After 7 days of adherent culture, hUCMSCs with fibroblastic morphology were presented from the human umbilical cord tissue. Following serial passage, the cells grew and proliferated quickly. When cultured for 6 passages in vitro, hUCMSCs maintained a stable spindle-shaped morphology (Fig. 1).

The results from the flow cytometric analysis revealed that standardized culture of hUCMSCs in vitro resulted in the stable expression of surface markers following serial passage. CD13, CD29, CD44, CD90 and CD105 were highly expressed at a level of >95% on the surface of hUCMSCs, but the expression of CD31, CD34, CD45 and HLA-DR was negative and <2% (Table I, Fig. 2).
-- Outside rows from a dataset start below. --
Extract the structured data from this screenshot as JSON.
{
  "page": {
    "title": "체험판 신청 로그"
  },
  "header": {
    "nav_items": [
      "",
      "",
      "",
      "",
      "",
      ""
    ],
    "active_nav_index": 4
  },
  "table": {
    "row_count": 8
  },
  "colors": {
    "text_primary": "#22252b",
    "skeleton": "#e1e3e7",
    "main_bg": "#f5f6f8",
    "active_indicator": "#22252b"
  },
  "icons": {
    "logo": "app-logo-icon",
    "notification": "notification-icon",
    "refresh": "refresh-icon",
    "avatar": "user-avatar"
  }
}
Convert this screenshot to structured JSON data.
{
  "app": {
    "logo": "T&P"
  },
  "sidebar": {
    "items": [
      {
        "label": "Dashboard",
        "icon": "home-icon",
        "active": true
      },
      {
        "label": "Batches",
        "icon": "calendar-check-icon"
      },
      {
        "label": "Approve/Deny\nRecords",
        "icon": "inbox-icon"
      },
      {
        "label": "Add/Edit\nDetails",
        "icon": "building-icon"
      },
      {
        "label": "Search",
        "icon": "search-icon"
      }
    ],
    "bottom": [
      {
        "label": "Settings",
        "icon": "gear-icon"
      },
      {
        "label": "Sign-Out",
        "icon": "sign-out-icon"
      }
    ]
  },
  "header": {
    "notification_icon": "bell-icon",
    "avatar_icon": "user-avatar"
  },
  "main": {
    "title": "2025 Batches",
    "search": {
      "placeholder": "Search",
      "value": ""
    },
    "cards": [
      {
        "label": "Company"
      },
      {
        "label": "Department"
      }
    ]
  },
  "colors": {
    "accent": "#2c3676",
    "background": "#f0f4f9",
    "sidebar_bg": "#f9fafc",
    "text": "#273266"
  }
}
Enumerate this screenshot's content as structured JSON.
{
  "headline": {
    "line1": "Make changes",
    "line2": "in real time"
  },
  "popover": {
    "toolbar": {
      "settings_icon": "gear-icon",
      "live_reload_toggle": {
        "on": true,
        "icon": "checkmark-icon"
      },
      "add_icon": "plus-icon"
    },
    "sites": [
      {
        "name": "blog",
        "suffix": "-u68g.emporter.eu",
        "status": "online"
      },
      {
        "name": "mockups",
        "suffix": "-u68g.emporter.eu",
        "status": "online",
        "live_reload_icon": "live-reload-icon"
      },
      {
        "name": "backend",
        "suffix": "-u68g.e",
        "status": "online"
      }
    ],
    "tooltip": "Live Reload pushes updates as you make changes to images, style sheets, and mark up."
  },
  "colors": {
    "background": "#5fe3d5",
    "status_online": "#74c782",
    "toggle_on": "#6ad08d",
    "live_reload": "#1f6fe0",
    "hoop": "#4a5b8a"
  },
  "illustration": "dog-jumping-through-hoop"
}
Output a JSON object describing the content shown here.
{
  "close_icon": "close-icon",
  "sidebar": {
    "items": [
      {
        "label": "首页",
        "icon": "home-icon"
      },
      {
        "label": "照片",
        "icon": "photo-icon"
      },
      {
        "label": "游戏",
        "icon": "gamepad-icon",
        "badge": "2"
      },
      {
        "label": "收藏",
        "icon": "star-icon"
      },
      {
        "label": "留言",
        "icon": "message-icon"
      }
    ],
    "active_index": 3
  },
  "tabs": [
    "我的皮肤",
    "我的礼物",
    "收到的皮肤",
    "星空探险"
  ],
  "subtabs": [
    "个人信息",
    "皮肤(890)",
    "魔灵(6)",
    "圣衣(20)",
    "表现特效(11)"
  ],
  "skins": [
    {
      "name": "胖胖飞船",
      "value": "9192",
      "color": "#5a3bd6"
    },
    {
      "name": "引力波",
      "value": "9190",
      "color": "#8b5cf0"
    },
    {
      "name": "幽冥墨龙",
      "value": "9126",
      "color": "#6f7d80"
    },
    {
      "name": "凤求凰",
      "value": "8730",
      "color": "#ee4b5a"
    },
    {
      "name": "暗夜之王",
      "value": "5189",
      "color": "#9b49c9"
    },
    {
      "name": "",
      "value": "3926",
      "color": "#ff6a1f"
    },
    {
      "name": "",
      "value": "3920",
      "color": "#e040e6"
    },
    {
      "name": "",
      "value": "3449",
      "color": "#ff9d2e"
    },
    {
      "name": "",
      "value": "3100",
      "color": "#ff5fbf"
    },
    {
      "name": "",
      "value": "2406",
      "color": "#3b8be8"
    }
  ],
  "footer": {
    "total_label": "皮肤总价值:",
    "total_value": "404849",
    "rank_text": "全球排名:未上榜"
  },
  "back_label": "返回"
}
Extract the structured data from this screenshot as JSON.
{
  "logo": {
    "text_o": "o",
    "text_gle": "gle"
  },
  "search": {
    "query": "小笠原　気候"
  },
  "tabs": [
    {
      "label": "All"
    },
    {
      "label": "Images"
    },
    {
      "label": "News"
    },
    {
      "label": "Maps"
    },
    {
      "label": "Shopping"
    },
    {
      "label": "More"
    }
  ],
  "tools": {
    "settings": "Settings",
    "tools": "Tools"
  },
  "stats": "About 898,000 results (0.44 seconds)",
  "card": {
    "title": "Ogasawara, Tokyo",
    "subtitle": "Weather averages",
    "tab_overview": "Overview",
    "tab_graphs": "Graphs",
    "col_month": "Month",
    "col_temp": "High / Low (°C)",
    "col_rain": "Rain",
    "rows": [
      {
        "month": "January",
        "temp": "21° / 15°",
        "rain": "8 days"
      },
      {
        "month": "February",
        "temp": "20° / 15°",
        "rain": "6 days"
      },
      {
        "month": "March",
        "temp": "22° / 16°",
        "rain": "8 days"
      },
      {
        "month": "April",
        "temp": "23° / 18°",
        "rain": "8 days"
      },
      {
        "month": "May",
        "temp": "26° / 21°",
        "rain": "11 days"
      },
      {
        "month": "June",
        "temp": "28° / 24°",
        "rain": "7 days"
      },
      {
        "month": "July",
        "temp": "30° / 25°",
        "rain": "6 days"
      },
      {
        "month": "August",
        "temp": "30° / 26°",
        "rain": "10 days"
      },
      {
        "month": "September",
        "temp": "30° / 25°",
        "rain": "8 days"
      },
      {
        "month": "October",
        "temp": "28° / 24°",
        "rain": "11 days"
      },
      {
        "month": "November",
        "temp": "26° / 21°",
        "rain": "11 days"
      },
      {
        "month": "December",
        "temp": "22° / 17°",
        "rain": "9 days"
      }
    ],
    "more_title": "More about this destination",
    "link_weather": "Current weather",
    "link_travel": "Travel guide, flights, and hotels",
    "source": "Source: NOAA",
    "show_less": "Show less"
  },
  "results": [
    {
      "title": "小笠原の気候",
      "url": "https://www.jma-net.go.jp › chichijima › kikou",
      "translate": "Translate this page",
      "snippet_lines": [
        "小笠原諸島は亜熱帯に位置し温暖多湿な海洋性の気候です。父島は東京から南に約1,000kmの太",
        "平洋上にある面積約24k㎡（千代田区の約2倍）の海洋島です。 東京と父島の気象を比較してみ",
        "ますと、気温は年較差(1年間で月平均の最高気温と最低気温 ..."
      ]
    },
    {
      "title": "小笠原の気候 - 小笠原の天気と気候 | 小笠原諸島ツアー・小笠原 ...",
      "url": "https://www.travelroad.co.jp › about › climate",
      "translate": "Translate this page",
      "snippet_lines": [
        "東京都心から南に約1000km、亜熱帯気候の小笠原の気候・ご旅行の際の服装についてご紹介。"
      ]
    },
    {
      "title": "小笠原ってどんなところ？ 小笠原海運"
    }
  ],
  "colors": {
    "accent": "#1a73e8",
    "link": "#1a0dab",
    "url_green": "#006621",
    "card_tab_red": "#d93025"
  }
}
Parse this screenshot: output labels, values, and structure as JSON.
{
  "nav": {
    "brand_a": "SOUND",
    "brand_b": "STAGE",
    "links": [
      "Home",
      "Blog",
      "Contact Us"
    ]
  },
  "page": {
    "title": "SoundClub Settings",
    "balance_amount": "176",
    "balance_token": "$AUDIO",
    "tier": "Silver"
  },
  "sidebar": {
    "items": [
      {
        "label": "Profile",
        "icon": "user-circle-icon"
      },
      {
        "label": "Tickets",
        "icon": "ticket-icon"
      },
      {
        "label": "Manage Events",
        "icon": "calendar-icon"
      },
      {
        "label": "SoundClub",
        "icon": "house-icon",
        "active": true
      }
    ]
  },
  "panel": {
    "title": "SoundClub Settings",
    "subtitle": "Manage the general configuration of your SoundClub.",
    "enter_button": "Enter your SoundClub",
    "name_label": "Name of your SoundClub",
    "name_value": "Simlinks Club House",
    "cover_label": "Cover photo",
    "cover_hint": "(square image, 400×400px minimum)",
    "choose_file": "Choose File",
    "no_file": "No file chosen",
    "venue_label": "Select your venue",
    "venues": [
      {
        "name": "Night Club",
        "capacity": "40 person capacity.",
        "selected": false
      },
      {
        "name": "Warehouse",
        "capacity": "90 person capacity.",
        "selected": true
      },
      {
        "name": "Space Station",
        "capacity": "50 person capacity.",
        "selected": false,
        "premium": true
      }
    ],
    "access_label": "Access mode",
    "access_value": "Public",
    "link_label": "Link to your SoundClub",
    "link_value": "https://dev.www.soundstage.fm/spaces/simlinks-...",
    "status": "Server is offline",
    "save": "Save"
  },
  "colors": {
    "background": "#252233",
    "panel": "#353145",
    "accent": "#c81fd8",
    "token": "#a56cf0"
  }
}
Each passage of hUCMSCs presented a typical S-like proliferation curve. Cells were in a slow growth period at 1–2 days of culture, but reached a logarithmic growth phase at 3–4 days and then a plateau phase at 5–7 days. After 8 days of culture, the cells were observed to have diminished proliferation potency (Fig. 3).

Following treatment with colchicine, P3-P6 of hUCMSCs were arrested in the metaphase stage. A normal diploid karyotype with 46 chromosomes and no abnormal changes in chromosome structure was observed by the analysis of 30 metaphase cells (Fig. 4). However, abnormal morphology was observed in the seventh and eighth passages, and the ratio of non-hUCMSCs also increased in these passages.